If successful, the device would increase patient comfort during recovery and lessen the risks of complications from surgery to remove monitoring devices.
Weidong Zhou, a Distinguished University Professor at UTA in electrical engineering, recently received a $200,000 Partnerships for Innovation grant from the National Science Foundation to apply fundamental research derived from his work with John Rogers, a world leader in the field of bioresorbable or biodegradable electronics at Northwestern University.
Rogers was the lead author on a paper that was recently published in the journal Advanced Materials on which Zhou was a co-author, that describes their use of flexible optical waveguides in biosensors. Waveguides are physical structures used to guide light, usually in integrated optical circuits or optical communication systems.
Bioresorbable optical systems can be a powerful tool for diagnostics and monitoring in patients who have suffered a traumatic brain injury or who have a brain disorder. When physicians treat these patients, they often need to insert a device to monitor intercranial pressure, temperature and other brain functions. Current devices are rigid and bulky, are made with electronics that can cause interference with other devices and must eventually be surgically removed.
Rogers and Zhou have designed a device that will rely solely on waveguides and optical cavities, so there are no metal or electronic parts to rust or interfere with signals and the optical elements will be absorbed into the body after a period of time, eliminating the need for further surgeries. That will reduce post-surgical complications, pain and recovery time for the patient. Rogers is working on how to integrate the device in the body so it can be used with monitoring equipment.

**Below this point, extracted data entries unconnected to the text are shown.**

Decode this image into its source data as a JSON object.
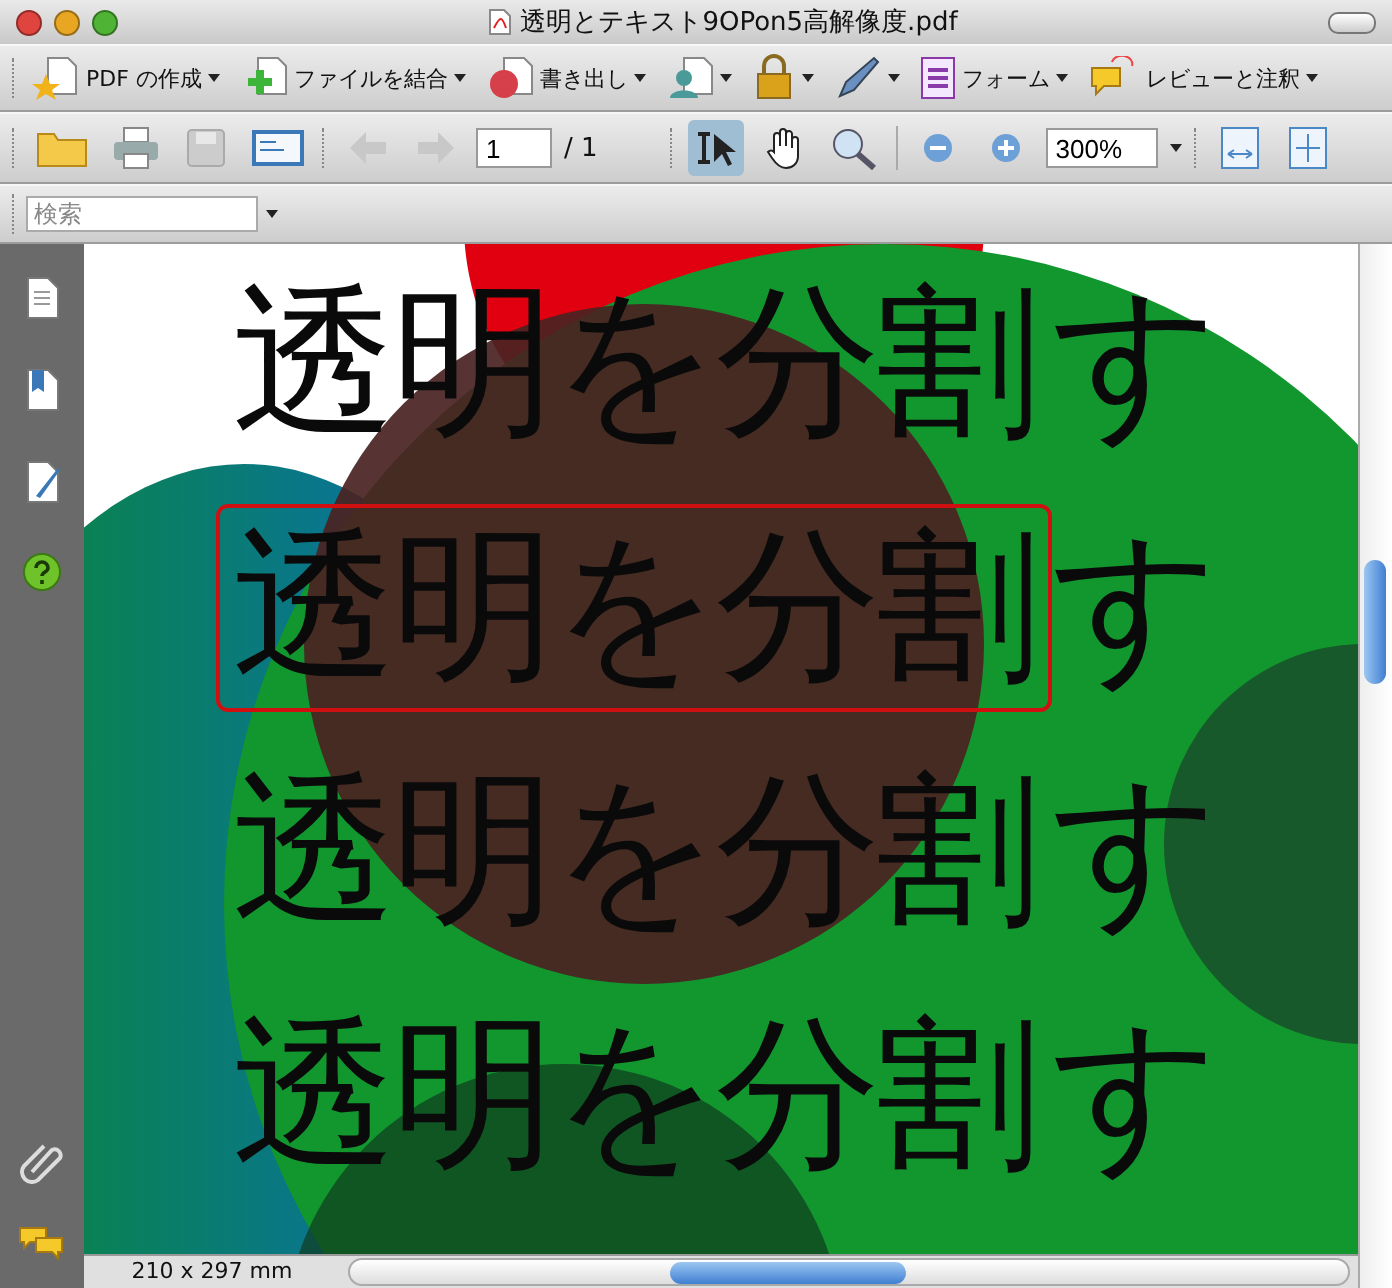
{
  "window": {
    "title": "透明とテキスト9OPon5高解像度.pdf"
  },
  "task_toolbar": [
    {
      "kind": "menu",
      "label": "PDF の作成"
    },
    {
      "kind": "menu",
      "label": "ファイルを結合"
    },
    {
      "kind": "menu",
      "label": "書き出し"
    },
    {
      "kind": "icon-menu"
    },
    {
      "kind": "icon-menu"
    },
    {
      "kind": "icon-menu"
    },
    {
      "kind": "menu",
      "label": "フォーム"
    },
    {
      "kind": "menu",
      "label": "レビューと注釈"
    }
  ],
  "nav_toolbar": {
    "page_value": "1",
    "page_total": "/ 1",
    "zoom": "300%",
    "tools": [
      {
        "selected": true
      },
      {
        "selected": false
      }
    ]
  },
  "search": {
    "placeholder": "検索"
  },
  "document": {
    "rows": [
      {
        "text": "透明を分割",
        "tail": "す",
        "selected": false
      },
      {
        "text": "透明を分割",
        "tail": "す",
        "selected": true
      },
      {
        "text": "透明を分割",
        "tail": "す",
        "selected": false
      },
      {
        "text": "透明を分割",
        "tail": "す",
        "selected": false
      }
    ]
  },
  "status_bar": {
    "page_size": "210 x 297 mm"
  }
}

"I've been working with Dr. Rogers for years on transfer printed flexible semiconductor nanomembranes. We began exploring how to integrate optical waveguides and nanophotonic cavities for bio-implantable optical probes to make them more comfortable and introduce the ability to have the body absorb the devices completely," Zhou said.
"With this grant, we can explore making the device commercially available, as well as identify other areas in which it could be used, such as understanding brain activity and functions through monitoring."
The Partnerships for Innovation Program identifies and supports NSF-sponsored research and technologies that have the potential for accelerated commercialization, including the development of prototypes that have potential market value and the development of multi-disciplinary innovation.
"PFI grants helps fund discovery by bridging the gap between fundamental research and a serious commercialization effort," Zhou said. "We've done the fundamental research and now we're ready to develop a system that will allow us to bring our device to the marketplace."
Zhou's research is an example of innovative thinking in the areas of data-driven discovery and health and the human condition, two themes of UTA's Strategic Plan 2020: Bold Solutions | Global Impact, said Jonathan Bredow, chair of the Department of Electrical Engineering.
"Dr. Zhou has long been interested in applications of photonic sensing, and his collaboration with Dr. Rogers, one of the pre-eminent minds in the field of bioresorbable electronics, has already led to some amazing discoveries," Bredow said. "This NSF PFI grant is an important step in commercializing their work to benefit patients who have suffered brain trauma."